Part of Young wants to make up for lost time and lost opportunities. Another part of her wants to value the time she has been given even more.
That’s the sign of a certain maturity that has resulted from the entire experience.
But even though it is constantly hanging over her head, Young will not allow herself to think the unthinkable.
“Yeah, it definitely crosses my mind,” said Young. “But I just try to push it away. I don’t want to waste the time I do have by being timid. If it did, it did. But if it happened before, I can do it again. I try to improve as much as I can and do as much as I can with the time I have.
“It’s definitely the hardest thing I’ve ever gone through,” continued Young. “It takes a toll and it affects you every day.

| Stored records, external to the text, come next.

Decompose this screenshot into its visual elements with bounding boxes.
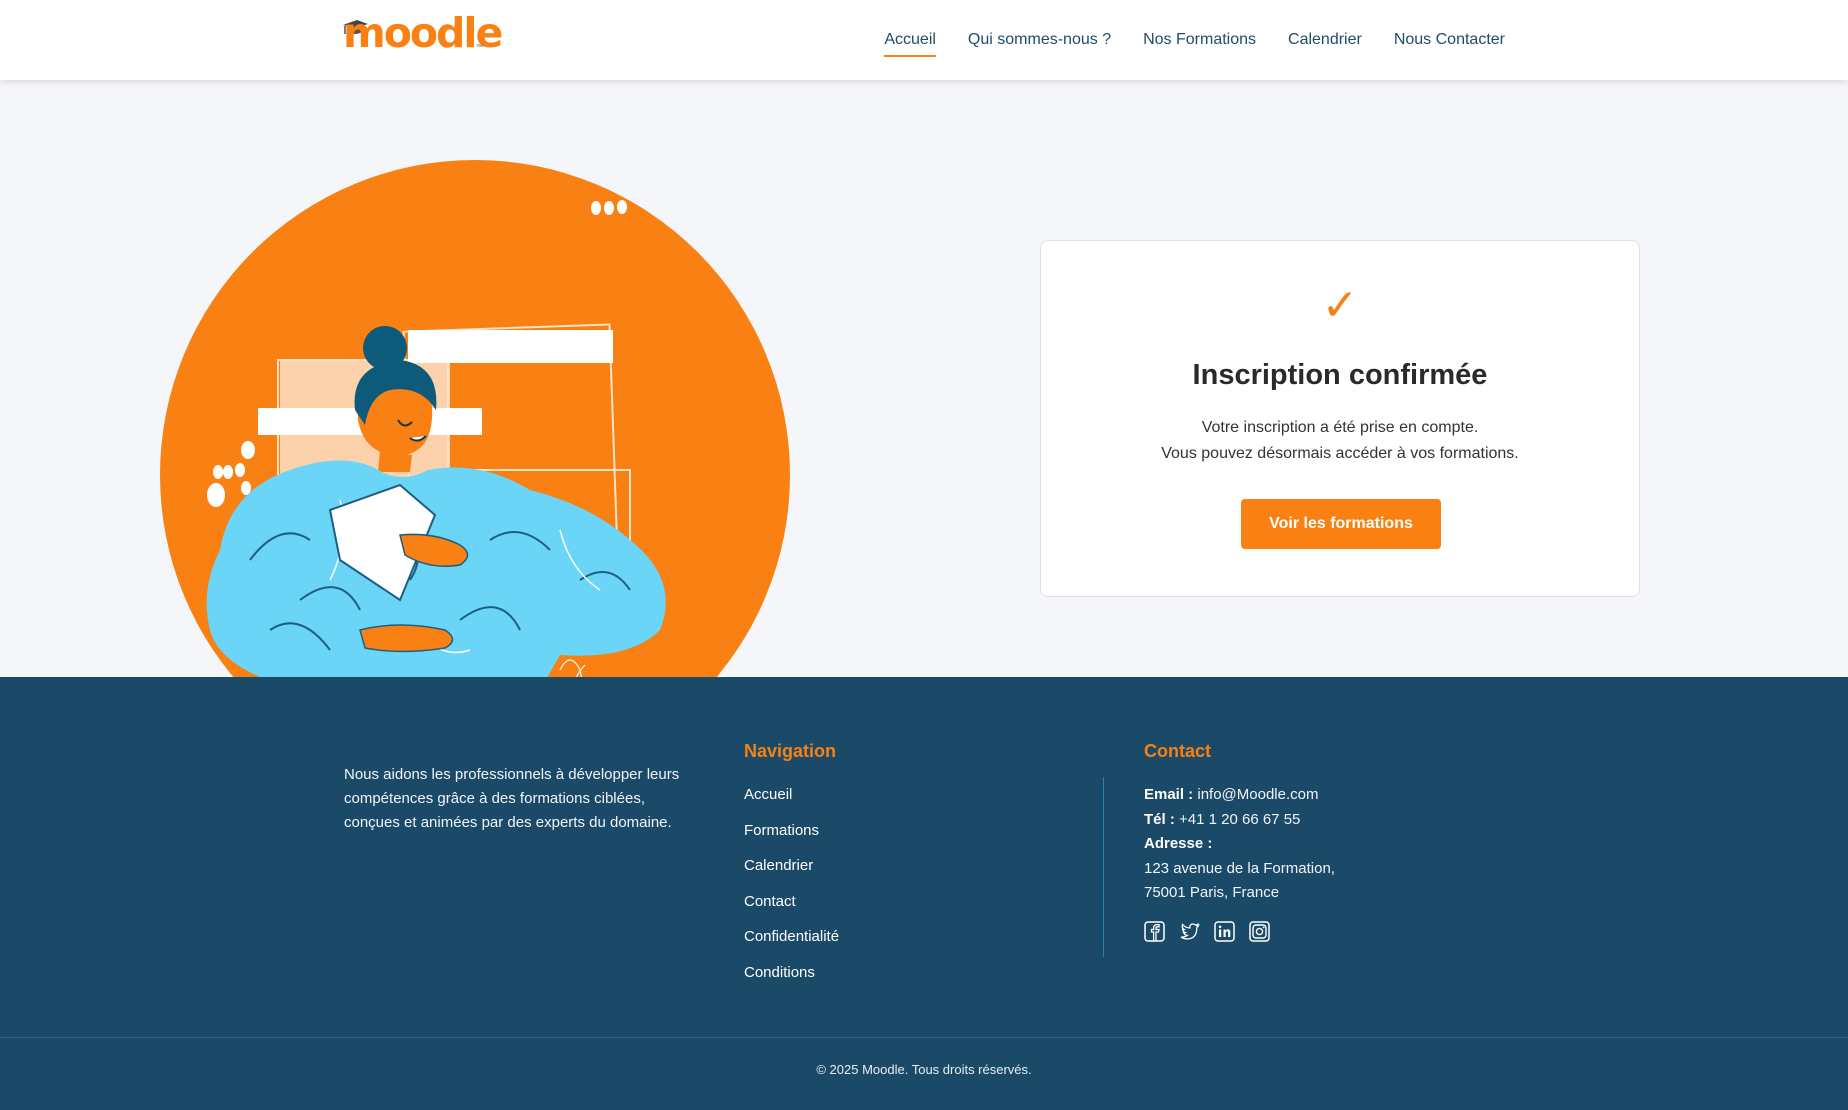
site-header: moodle ™ Accueil Qui sommes-nous ? Nos F… bbox=[0, 0, 1848, 80]
footer-contact-title: Contact bbox=[1144, 741, 1211, 761]
checkmark-icon: ✓ bbox=[1321, 280, 1359, 331]
contact-address-label: Adresse : bbox=[1144, 835, 1213, 852]
footer-link-confidentialite[interactable]: Confidentialité bbox=[744, 927, 839, 963]
contact-email: Email : info@Moodle.com bbox=[1144, 786, 1319, 803]
nav-nous-contacter[interactable]: Nous Contacter bbox=[1394, 25, 1505, 55]
site-footer: Nous aidons les professionnels à dévelop… bbox=[0, 677, 1848, 1110]
footer-link-conditions[interactable]: Conditions bbox=[744, 963, 839, 999]
confirmation-line-1: Votre inscription a été prise en compte. bbox=[1201, 419, 1479, 436]
contact-address-line-1: 123 avenue de la Formation, bbox=[1144, 859, 1335, 877]
footer-bottom-rule bbox=[0, 1037, 1848, 1038]
social-links bbox=[1144, 921, 1270, 942]
footer-link-accueil[interactable]: Accueil bbox=[744, 785, 839, 821]
logo-trademark: ™ bbox=[476, 44, 483, 51]
facebook-icon[interactable] bbox=[1144, 921, 1165, 942]
footer-navigation-list: Accueil Formations Calendrier Contact Co… bbox=[744, 785, 839, 999]
student-illustration bbox=[160, 160, 790, 677]
footer-navigation-title: Navigation bbox=[744, 741, 837, 761]
footer-link-calendrier[interactable]: Calendrier bbox=[744, 856, 839, 892]
confirmation-title: Inscription confirmée bbox=[1192, 359, 1488, 391]
footer-link-formations[interactable]: Formations bbox=[744, 821, 839, 857]
moodle-logo[interactable]: moodle ™ bbox=[343, 9, 503, 57]
nav-nos-formations[interactable]: Nos Formations bbox=[1143, 25, 1256, 55]
confirmation-message: Votre inscription a été prise en compte.… bbox=[1041, 415, 1639, 467]
confirmation-card: ✓ Inscription confirmée Votre inscriptio… bbox=[1040, 240, 1640, 597]
contact-phone-value[interactable]: +41 1 20 66 67 55 bbox=[1179, 811, 1300, 828]
contact-email-value[interactable]: info@Moodle.com bbox=[1197, 786, 1318, 803]
nav-accueil[interactable]: Accueil bbox=[884, 25, 936, 57]
instagram-icon[interactable] bbox=[1249, 921, 1270, 942]
confirmation-line-2: Vous pouvez désormais accéder à vos form… bbox=[1161, 445, 1519, 462]
twitter-icon[interactable] bbox=[1179, 921, 1200, 942]
footer-link-contact[interactable]: Contact bbox=[744, 892, 839, 928]
footer-contact-details: Email : info@Moodle.com Tél : +41 1 20 6… bbox=[1144, 783, 1335, 906]
footer-about-text: Nous aidons les professionnels à dévelop… bbox=[344, 766, 680, 831]
contact-phone: Tél : +41 1 20 66 67 55 bbox=[1144, 810, 1301, 828]
contact-address-line-2: 75001 Paris, France bbox=[1144, 884, 1280, 901]
footer-divider bbox=[1103, 777, 1104, 957]
nav-calendrier[interactable]: Calendrier bbox=[1288, 25, 1362, 55]
confirmation-hero: ✓ Inscription confirmée Votre inscriptio… bbox=[0, 80, 1848, 677]
copyright-text: © 2025 Moodle. Tous droits réservés. bbox=[816, 1062, 1032, 1077]
linkedin-icon[interactable] bbox=[1214, 921, 1235, 942]
nav-qui-sommes-nous[interactable]: Qui sommes-nous ? bbox=[968, 25, 1111, 55]
main-nav: Accueil Qui sommes-nous ? Nos Formations… bbox=[884, 0, 1505, 80]
voir-formations-button[interactable]: Voir les formations bbox=[1241, 499, 1441, 549]
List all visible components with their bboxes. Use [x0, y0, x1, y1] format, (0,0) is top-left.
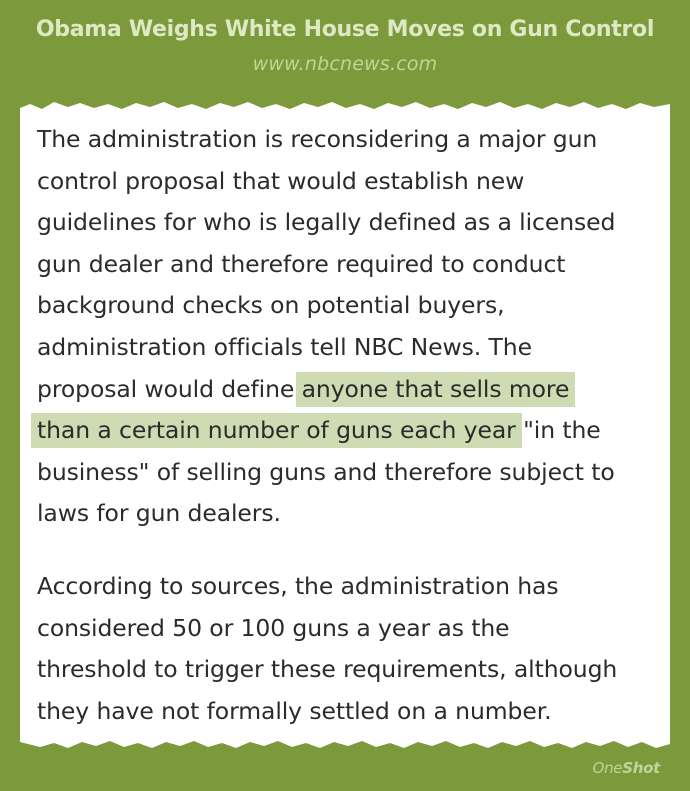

I think I’m more known for getting hurt than the sports I’ve played. It’s hard to hear people say, ‘Why do you want to come back and get hurt again?’ But that would be the easy way out. This is what I do, so it’s worth it.”
For now, Young still hopes to go on to college and play soccer. Yet the reality of her injuries mean her opportunities will be limited.
Young is also very aware of the possible long-term effects that three ACL/MCL tears will have on her future physical self.
“It does suck that I missed most of my high school career,” said Young. “The one year I didn’t have was because of COVID-19. I haven’t had a normal year of high school athletics. But I’m still hoping to go to college and play soccer, and maybe get some of that time back.
“I wish I wasn’t an expert, but it’s not the worst thing ever,” added Young. “I think I’ve taken that role on. I know some other people who have torn their ACLs and every time that it has happened, I’ve tried to reach out to them, to help them. It makes it worth it in a way.”
“Everything that everybody needs to know about Lily happened at the Lancaster-Lebanon League meet,” said Bare. “She goes out and runs a 59.3 on her leg of the four-by-four, when her fastest time was a 1:02, and she runs down two other teams to move us from fourth place to second. When she gets the baton, we know she’s going to give us everything she’s got. If it’s close, she’s going to pull it out.”
Not even three ACL tears can slow Lily Young down.